In einem Zeitraum von fünf Jahren sammelten die Forscher Daten über das Verhalten einer Gruppe von 19 Bonobos in einem Zoo. Sie beobachteten 1778 Vorfälle, bei denen ein Affe sich mit einem Jungtier beschäftigte, das nicht das eigene Kind war. Nur bei 78 solcher Beobachtungen war das Verhalten unfreundlich und bestand aus kleineren oder auch heftigen Attacken. Schon die geringe Häufigkeit dieser Aggressionen spricht gegen eine Hypothese, nach der konkurrierende Weibchen den Kontakt mit den Jungen anderer deshalb suchen, um sie zu entführen, zu misshandeln oder gar zu töten. Unter den in der Mehrzahl freundlich handelnden Babysittern waren zwar auch Männchen und ältere Weibchen, es überwogen aber jüngere Weibchen vor dem Erreichen der sexuellen Reife. Diese könnten sich durch ihr Verhalten im Umgang mit einem Kleinkind üben, so dass sie später das eigene Kind besser versorgen können. Insgesamt waren zudem die meisten Babysitter mit der Mutter verwandt. Im Sinne der Verwandtenselektion wird also die Mutter entlastet, hat mehr Zeit zur Nahrungssuche, produziert mehr Milch – was das Wachstum des Kindes beschleunigt – und kann früher wieder schwanger werden. Das steigert die biologische Fitness von Babysitter und Mutter.

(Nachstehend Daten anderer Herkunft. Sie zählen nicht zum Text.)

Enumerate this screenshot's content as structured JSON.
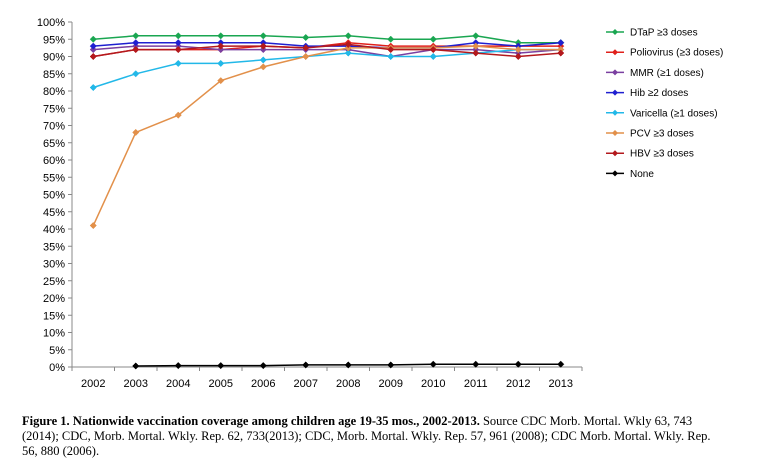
{
  "chart_data": {
    "type": "line",
    "title": "",
    "xlabel": "",
    "ylabel": "",
    "ylim": [
      0,
      100
    ],
    "y_tick_labels": [
      "0%",
      "5%",
      "10%",
      "15%",
      "20%",
      "25%",
      "30%",
      "35%",
      "40%",
      "45%",
      "50%",
      "55%",
      "60%",
      "65%",
      "70%",
      "75%",
      "80%",
      "85%",
      "90%",
      "95%",
      "100%"
    ],
    "categories": [
      "2002",
      "2003",
      "2004",
      "2005",
      "2006",
      "2007",
      "2008",
      "2009",
      "2010",
      "2011",
      "2012",
      "2013"
    ],
    "legend_position": "right",
    "grid": false,
    "series": [
      {
        "name": "DTaP ≥3 doses",
        "color": "#1aa651",
        "marker": "diamond",
        "values": [
          95,
          96,
          96,
          96,
          96,
          95.5,
          96,
          95,
          95,
          96,
          94,
          94
        ]
      },
      {
        "name": "Poliovirus (≥3 doses)",
        "color": "#e0201b",
        "marker": "diamond",
        "values": [
          90,
          92,
          92,
          92,
          93,
          92.5,
          94,
          93,
          93,
          93,
          93,
          93
        ]
      },
      {
        "name": "MMR (≥1 doses)",
        "color": "#7a3fa0",
        "marker": "diamond",
        "values": [
          92,
          93,
          93,
          92,
          92,
          92,
          92,
          90,
          92,
          92,
          91,
          92
        ]
      },
      {
        "name": "Hib  ≥2 doses",
        "color": "#1f1fd0",
        "marker": "diamond",
        "values": [
          93,
          94,
          94,
          94,
          94,
          93,
          93,
          92.5,
          92.5,
          94,
          93,
          94
        ]
      },
      {
        "name": "Varicella (≥1 doses)",
        "color": "#22b8e8",
        "marker": "diamond",
        "values": [
          81,
          85,
          88,
          88,
          89,
          90,
          91,
          90,
          90,
          91,
          92,
          92
        ]
      },
      {
        "name": "PCV ≥3 doses",
        "color": "#e2904a",
        "marker": "diamond",
        "values": [
          41,
          68,
          73,
          83,
          87,
          90,
          92.5,
          92.5,
          92.5,
          93,
          92,
          92
        ]
      },
      {
        "name": "HBV ≥3 doses",
        "color": "#b3191d",
        "marker": "diamond",
        "values": [
          90,
          92,
          92,
          93,
          93,
          92.5,
          93.5,
          92,
          92,
          91,
          90,
          91
        ]
      },
      {
        "name": "None",
        "color": "#000000",
        "marker": "diamond",
        "values": [
          null,
          0.3,
          0.4,
          0.4,
          0.4,
          0.6,
          0.6,
          0.6,
          0.8,
          0.8,
          0.8,
          0.8
        ]
      }
    ]
  },
  "caption": {
    "bold": "Figure 1. Nationwide vaccination coverage among children age 19-35 mos., 2002-2013.",
    "text": " Source CDC Morb. Mortal. Wkly 63, 743 (2014); CDC, Morb. Mortal. Wkly. Rep. 62, 733(2013); CDC, Morb. Mortal. Wkly. Rep. 57, 961 (2008); CDC Morb. Mortal. Wkly. Rep. 56, 880 (2006)."
  }
}
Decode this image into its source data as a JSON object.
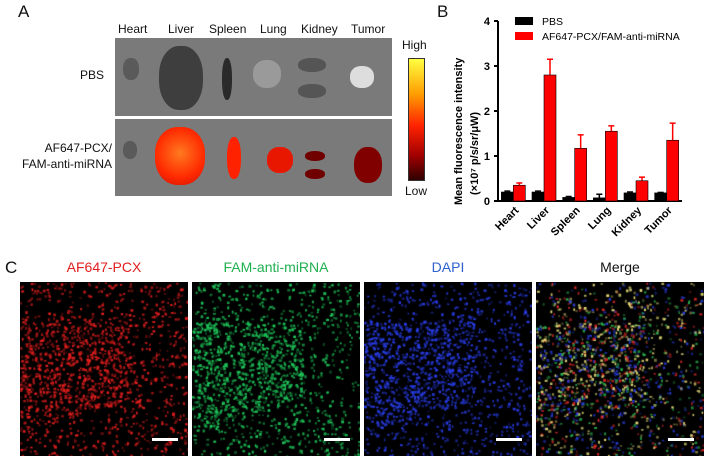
{
  "panel_a": {
    "label": "A",
    "organs": [
      "Heart",
      "Liver",
      "Spleen",
      "Lung",
      "Kidney",
      "Tumor"
    ],
    "row_labels": {
      "pbs": "PBS",
      "treated_line1": "AF647-PCX/",
      "treated_line2": "FAM-anti-miRNA"
    },
    "colorbar": {
      "high": "High",
      "low": "Low",
      "colors": [
        "#ffff40",
        "#ff9900",
        "#ff2200",
        "#a00000",
        "#300000"
      ]
    }
  },
  "chart_data": {
    "label": "B",
    "type": "bar",
    "categories": [
      "Heart",
      "Liver",
      "Spleen",
      "Lung",
      "Kidney",
      "Tumor"
    ],
    "series": [
      {
        "name": "PBS",
        "color": "#000000",
        "values": [
          0.2,
          0.2,
          0.08,
          0.07,
          0.18,
          0.18
        ],
        "errors": [
          0.02,
          0.02,
          0.02,
          0.08,
          0.02,
          0.01
        ]
      },
      {
        "name": "AF647-PCX/FAM-anti-miRNA",
        "color": "#ff0000",
        "values": [
          0.35,
          2.8,
          1.17,
          1.55,
          0.45,
          1.35
        ],
        "errors": [
          0.05,
          0.35,
          0.3,
          0.12,
          0.08,
          0.38
        ]
      }
    ],
    "ylabel_line1": "Mean  fluorescence intensity",
    "ylabel_line2": "(×10⁷ p/s/sr/μW)",
    "ylim": [
      0,
      4
    ],
    "yticks": [
      "0",
      "1",
      "2",
      "3",
      "4"
    ],
    "legend": "top-left"
  },
  "panel_c": {
    "label": "C",
    "channels": [
      {
        "title": "AF647-PCX",
        "color": "#e02020"
      },
      {
        "title": "FAM-anti-miRNA",
        "color": "#20b050"
      },
      {
        "title": "DAPI",
        "color": "#3060d0"
      },
      {
        "title": "Merge",
        "color": "#111111"
      }
    ]
  }
}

Auch für die Hypothese der Allianzbildung fanden die Forscher unterstützende Hinweise: Wer einer Mutter bei der Betreuung ihres Kindes geholfen hat, wird bei späterer Gelegenheit im Fall eines sozialen Konflikts durch die Mutter eher unterstützt als andere. Keine Bestätigung ergab sich dagegen für die Annahme, dass die Hilfe bei der Kinderbetreuung auf dem Prinzip einer gleichartigen Gegenleistung beruht: Weibchen, die selbst Mütter waren, betätigten sich nicht häufiger als Babysitter als andere Weibchen. Die Anthropologen konnten ihre Schlussfolgerungen weiter untermauern, indem sie Urinproben der Babysitter vor und nach dem Kontakt mit einem Kind auf das Hormon Oxytocin untersuchten. Dieses Hormon fördert unter anderem die Bildung sozialer Kontakte, mütterliches Verhalten und empathische Empfindungen. Bei jungen Weibchen stieg der Oxytocinspiegel nach dem Babysittern an, bei anderen nicht.

Um eindeutig zu klären, wie sich in der Evolution ein fürsorgliches Verhalten gegenüber jungen Gruppenmitgliedern entwickelt hat, seien nun Langzeitbeobachtungen nötig, schreiben die Autoren. Nur so sei das alles entscheidende Kriterium einer Steigerung der biologischen Fitness – also eine größere Zahl an überlebenden Nachkommen – zu ermitteln. Es müsse festgestellt werden, ob die Fürsorge durch Verwandte oder nicht Verwandte die Überlebenschancen eines Kindes verbessert, ob junge Weibchen mit Erfahrung im Umgang mit Kleinkindern tatsächlich einen größeren Fortpflanzungserfolg haben und ob das Knüpfen sozialer Kontakte durch Babysittern die biologische Fitness des Helfers wirklich steigert.